I know this is not a compiler bug, but I wonder if there are idioms that enable to workaround this problem.

#include <array>
#include <iostream>

static constexpr std::array<int, 5> arr{11, 22, 33, 44, 55};

template <typename C, typename P, typename Y>
static constexpr void copy_if(const C& rng, P p, Y yi3ld) {
    for (const auto& elem: rng) {
        if (p(elem)){
            yi3ld(elem);
        }
    }
}

// template<std::size_t N>
static constexpr auto get_evens(/* const std::array<int, N>& arr */) {
    constexpr auto is_even = [](const int i) constexpr {return i % 2 == 0;};
    constexpr int cnt = [/* &arr, */&is_even]() constexpr {
        int cnt = 0;
        auto increment = [&cnt] (const auto&){cnt++;};
        copy_if(arr, is_even, increment);
        return cnt;
    }();
    std::array<int, cnt> result{};
    int idx = 0;
    copy_if(arr, is_even, [&result, &idx](const auto& val){ result[idx++] = val;});
    return result;
}

int main() {
    // constexpr std::array<int, 5> arr{11, 22, 33, 44, 55};
    for (const int i:get_evens(/* arr */)) {
        std::cout << i << " " << std::endl;
    }
}

If it is not obvious what I want: I would like to change get_evens signature so that it is template templated on array size N and that it takes 1 argument of type const std::array<int, N>&.

The error message when I change arr to be an function argument isn't helpful:

prog.cc:25:21: note: initializer of 'cnt' is not a constant expression prog.cc:19:19: note: declared here constexpr int cnt = [&arr, &is_even]()constexpr {

Answer 1

A function argument is never a constant expression, even if a function is used in constexpr context:

constexpr int foo(int i)
{
    // i is not a constexpr
    return i + 1;
}

constexpr auto i = 1;
constexpr auto j = foo(i);    

To mimic a constexpr argument, use a template parameter:

template<int i>
constexpr int foo()
{
    // i is constexpr
    return i + 1;
}

constexpr auto i = 1;
constexpr auto j = foo<i>();

A possible solution is to use std::integer_sequence to encode integers into a type:

#include <array>
#include <iostream>
#include <type_traits>

template<typename P, typename Y, int... elements>
constexpr void copy_if_impl(P p, Y yi3ld, std::integer_sequence<int, elements...>) {
    ((p(elements) && (yi3ld(elements), true)), ...);
}

template<typename arr_t, typename P, typename Y>
constexpr void copy_if(P p, Y yi3ld) {
    copy_if_impl(p, yi3ld, arr_t{});
}

template<typename arr_t>
constexpr auto get_evens(){
    constexpr auto is_even = [](const int i) constexpr { return i % 2 == 0; };
    constexpr int cnt = [&is_even]() constexpr {
        int cnt = 0;
        auto increment = [&cnt](const auto&) { cnt++; };
        copy_if<arr_t>(is_even, increment);
        return cnt;
    }();

    std::array<int, cnt> result{};
    int idx = 0;
    copy_if<arr_t>(is_even, [&result, &idx](const auto& val) {
        result[idx++] = val; });
    return result;
}

int main()
{
    using arr = std::integer_sequence<int, 11, 22, 33, 44, 55>;
    for (const int i : get_evens<arr>()) {
        std::cout << i << " " << std::endl;
    }
}

Addition suggested by Constantinos Glynos.

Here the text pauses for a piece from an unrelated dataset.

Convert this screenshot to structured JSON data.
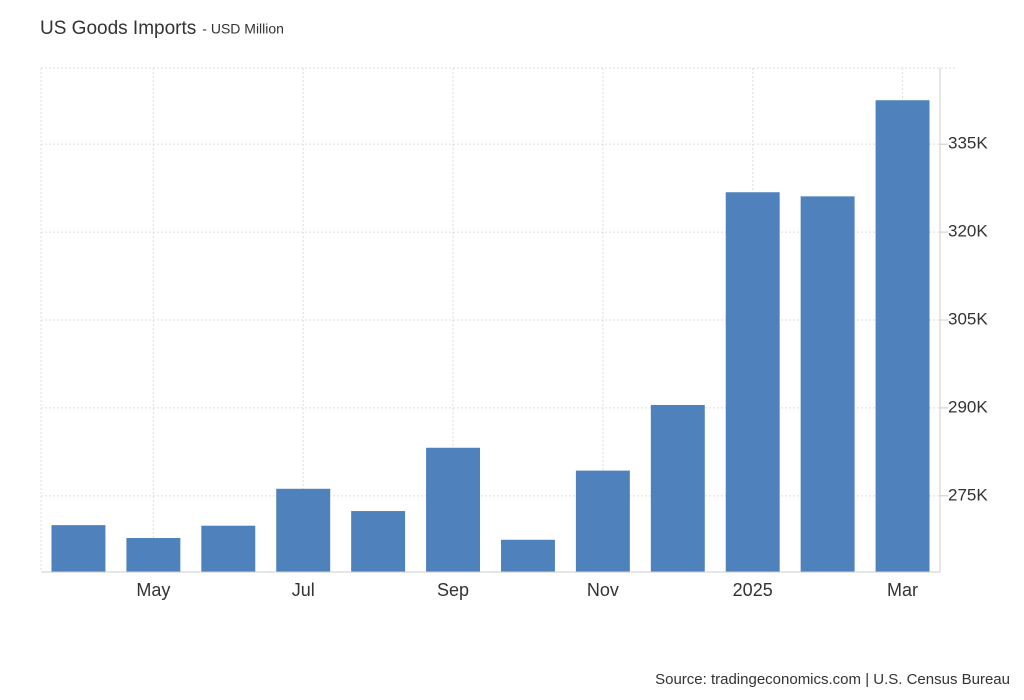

From Effective Modern C++ book by Scott Meyers, item 15, p.98:

• constexpr functions can be used in contexts that demand compile-time constants. If the values of the arguments you pass to a constexpr function in such a context are known during compilation, the result will be computed during compilation. If any of the arguments’ values is not known during compilation, your code will be rejected.
• When a constexpr function is called with one or more values that are not known during compilation, it acts like a normal function, computing its result at runtime. This means you don’t need two functions to perform the same operation, one for compile-time constants and one for all other values. The constexpr function does it all.